Mittal N P, Goyal A, Gauba K, Kapur A
Department of Pedodontics and Preventive Dentistry, Santosh Dental College and Hospital, No. 1, Santosh Nagar, Ghaziabad, 201009, Uttar Pradesh, India,
Eur Arch Paediatr Dent. 2014 Feb;15(1):11-8. doi: 10.1007/s40368-013-0045-4. Epub 2013 Jun 11.
There is rarity of prevalence data on molar incisor hypomineralisation (MIH) for the Indian population and the majority of data originated from European countries.
To report on prevalence and defect characteristics of MIH for school children of the northern Indian region.
A cross-sectional survey including 1,792, 6-9-year-old school children of Chandigarh, India was carried out using European Academy of Paediatric Dentistry (EAPD) 2003 criteria for diagnosis of MIH. In addition to descriptive analysis for distribution of various defects, comparative data analysis was carried out for inter-comparison of distribution and type of defect amongst two phenotypes, MH [first permanent molar (FPMs) involvement] and M + IH (simultaneous involvement of molars and incisors). Similar comparative analysis was performed for four subgroups on the basis of number of affected surfaces/subjects.

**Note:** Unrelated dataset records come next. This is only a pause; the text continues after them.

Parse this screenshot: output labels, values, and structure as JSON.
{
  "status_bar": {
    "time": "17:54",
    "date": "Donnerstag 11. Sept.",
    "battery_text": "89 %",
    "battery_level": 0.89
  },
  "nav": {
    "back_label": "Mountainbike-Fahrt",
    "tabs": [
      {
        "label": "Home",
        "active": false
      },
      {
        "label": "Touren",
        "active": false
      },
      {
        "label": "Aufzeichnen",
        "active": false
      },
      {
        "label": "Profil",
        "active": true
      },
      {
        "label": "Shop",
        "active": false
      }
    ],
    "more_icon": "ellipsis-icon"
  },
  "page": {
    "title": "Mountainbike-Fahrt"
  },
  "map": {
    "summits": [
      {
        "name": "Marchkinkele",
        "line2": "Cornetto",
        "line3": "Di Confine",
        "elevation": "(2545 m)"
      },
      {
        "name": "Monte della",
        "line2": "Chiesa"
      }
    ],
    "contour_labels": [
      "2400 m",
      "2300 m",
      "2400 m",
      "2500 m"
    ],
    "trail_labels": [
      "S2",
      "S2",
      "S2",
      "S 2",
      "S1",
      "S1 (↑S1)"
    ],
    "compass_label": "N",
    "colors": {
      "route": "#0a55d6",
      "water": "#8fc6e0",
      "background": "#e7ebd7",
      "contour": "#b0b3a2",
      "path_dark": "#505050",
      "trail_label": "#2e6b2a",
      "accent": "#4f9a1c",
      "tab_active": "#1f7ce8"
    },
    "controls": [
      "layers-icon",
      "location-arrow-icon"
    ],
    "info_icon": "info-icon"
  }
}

A prevalence of 6.31% was reported. FPMs (2.83 ± 0.874/subject) were more commonly affected than permanent incisors (1.19 ± 1.614/subjects). White/creamy opacity without post-eruptive breakdown (PEB) was the most common lesion, seen in 85% of subjects. MH phenotype was seen in 44% of subjects and 56% exhibited M + IH phenotype. A trend toward greater severity was seen in M + IH phenotype when compared to MH phenotype. A greater number of surfaces presented with white/creamy opacities without PEB (p < 0.05). With an increase in the number of surfaces involved the severity of MIH also increased with more frequent presence of brown defects with PEB.
With concomitant involvement of incisors, more severe presentation of MIH was seen. Also, with increase in number of affected surfaces a parallel increase in severity as well as extent of lesions was observed.
关于印度人群磨牙切牙矿化不全(MIH)的患病率数据较为罕见,且大多数数据来自欧洲国家。
报告印度北部地区学龄儿童MIH的患病率及缺损特征。
采用欧洲儿童牙科学会(EAPD)2003年MIH诊断标准,对印度昌迪加尔市1792名6至9岁学龄儿童进行横断面调查。除了对各种缺损分布进行描述性分析外,还进行了比较数据分析,以比较两种表型(MH,即第一恒磨牙受累;M + IH,即磨牙和切牙同时受累)之间缺损的分布和类型。根据受影响的表面/受试者数量,对四个亚组进行了类似的比较分析。
报告的患病率为6.31%。第一恒磨牙(平均每位受试者2.83 ± 0.874颗)比恒切牙(平均每位受试者1.19 ± 1.614颗)更常受累。无萌出后崩解(PEB)的白色/乳色不透明是最常见的病变,见于85% 的受试者。44% 的受试者表现为MH表型,56% 表现为M + IH表型。与MH表型相比,M + IH表型有更严重的趋势。更多的表面出现无PEB的白色/乳色不透明(p < 0.05)。随着受累表面数量的增加,MIH的严重程度也增加,出现棕色PEB缺损的频率更高。
切牙同时受累时,MIH表现更为严重。此外,随着受影响表面数量的增加,病变的严重程度和范围也随之增加。